Mimicking breastmilk

Sandra Einerhand, founder and consultant at Einerhand Science and Innovation and ex scientific programme director for Danone Nutricia, said the claim was “good news” for formula-fed infants and “great news” for the follow-on formula industry.

“Calcium is also naturally present in breast milk and so it also makes sense to add it to infant formula so that it mimics breast milk more closely.”

The opinion was also welcomed by its applicant SNE, which counts the likes of Nestlé-Wyeth, Danone-Nutricia, Abbott Nutrition and Mead Johnson as members via national trade association affiliates.

SNE was unable to comment in detail on this latest opinion but said previously that positive EFSA verdicts helped incentivise research for the infant nutrition industry and also demonstrated the importance of science and safety for the sector.

Call for claim ban

However breastmilk campaign group Baby Milk Action (IBFAN) was less pleased about the development.

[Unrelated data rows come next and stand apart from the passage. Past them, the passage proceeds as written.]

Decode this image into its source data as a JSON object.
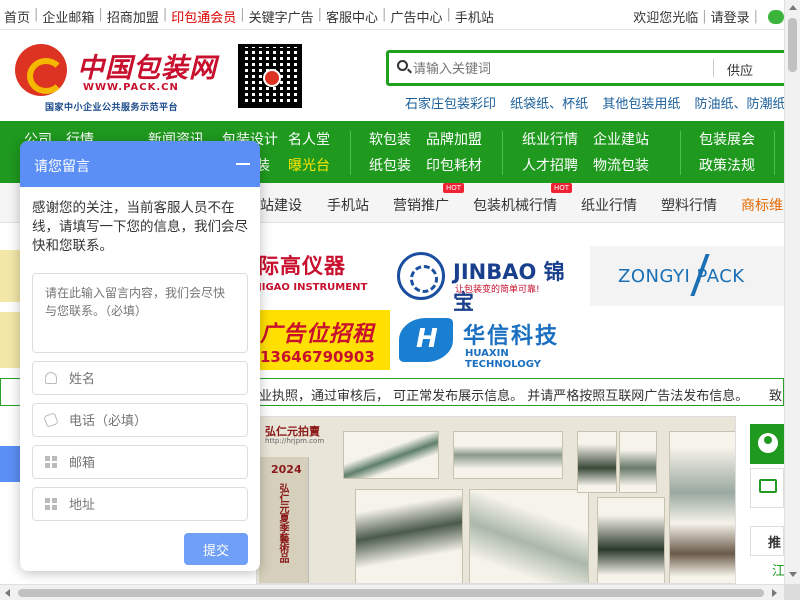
{
  "topbar": {
    "links": [
      "首页",
      "企业邮箱",
      "招商加盟",
      "印包通会员",
      "关键字广告",
      "客服中心",
      "广告中心",
      "手机站"
    ],
    "highlight_index": 3,
    "welcome": "欢迎您光临",
    "login": "请登录"
  },
  "header": {
    "logo_cn": "中国包装网",
    "logo_url": "WWW.PACK.CN",
    "logo_sub": "国家中小企业公共服务示范平台"
  },
  "search": {
    "placeholder": "请输入关键词",
    "category": "供应",
    "hotwords": [
      "石家庄包装彩印",
      "纸袋纸、杯纸",
      "其他包装用纸",
      "防油纸、防潮纸"
    ]
  },
  "greennav": {
    "col1": [
      "公司",
      "行情"
    ],
    "col2": [
      "新闻资讯",
      "包装设计"
    ],
    "col2b": [
      "装"
    ],
    "col3": [
      "名人堂",
      "曝光台"
    ],
    "col4": [
      "软包装",
      "纸包装"
    ],
    "col5": [
      "品牌加盟",
      "印包耗材"
    ],
    "col6": [
      "纸业行情",
      "人才招聘"
    ],
    "col7": [
      "企业建站",
      "物流包装"
    ],
    "col8": [
      "包装展会",
      "政策法规"
    ]
  },
  "subnav": {
    "items": [
      "站建设",
      "手机站",
      "营销推广",
      "包装机械行情",
      "纸业行情",
      "塑料行情",
      "商标维"
    ],
    "hot_label": "HOT"
  },
  "ads": {
    "jigao_name": "际高仪器",
    "jigao_en": "JIGAO INSTRUMENT",
    "jinbao_name": "JINBAO 锦宝",
    "jinbao_slogan": "让包装变的简单可靠!",
    "zongyi": "ZONGYI PACK",
    "rent_title": "广告位招租",
    "rent_phone": "13646790903",
    "huaxin_name": "华信科技",
    "huaxin_en": "HUAXIN TECHNOLOGY"
  },
  "notice": {
    "text": "业执照，通过审核后， 可正常发布展示信息。 并请严格按照互联网广告法发布信息。",
    "tail": "致"
  },
  "banner": {
    "brand": "弘仁元拍賣",
    "brand_url": "http://hrjpm.com",
    "poster_year": "2024",
    "poster_title": "弘仁元夏季藝術品"
  },
  "sidebar": {
    "recommend": "推",
    "green": "江"
  },
  "dialog": {
    "title": "请您留言",
    "message": "感谢您的关注，当前客服人员不在线，请填写一下您的信息，我们会尽快和您联系。",
    "content_placeholder": "请在此输入留言内容，我们会尽快与您联系。（必填）",
    "name_placeholder": "姓名",
    "phone_placeholder": "电话（必填）",
    "email_placeholder": "邮箱",
    "address_placeholder": "地址",
    "submit": "提交"
  }
}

Commenting on past claim approvals, IBFAN policy director Patti Rundall questioned whether the claims would be “exploited” by formula makers to “mislead the public”.

“Claims imply advantages over breastfeeding and bio-diverse, nutritious family foods that are not on sale cannot compete.”

Talking with us about the calcium claim, Rundall stood by the stance that there should be “no claims for mandatory or optional ingredients on any food or formula for infants and young children”.  

Claims cannot be made on infant formula, but follow-on formulas or processed cereal-based foods and baby foods for older babies are not subject to the same legal restrictions.

The World Health Organisation (WHO) recommends babies be breastfed for at least the first six months and promotion of infant formula is strictly prohibited in most countries.

However marketing of follow-on formulas intended for infants aged between six months and three years is less strictly controlled and often varies across regions.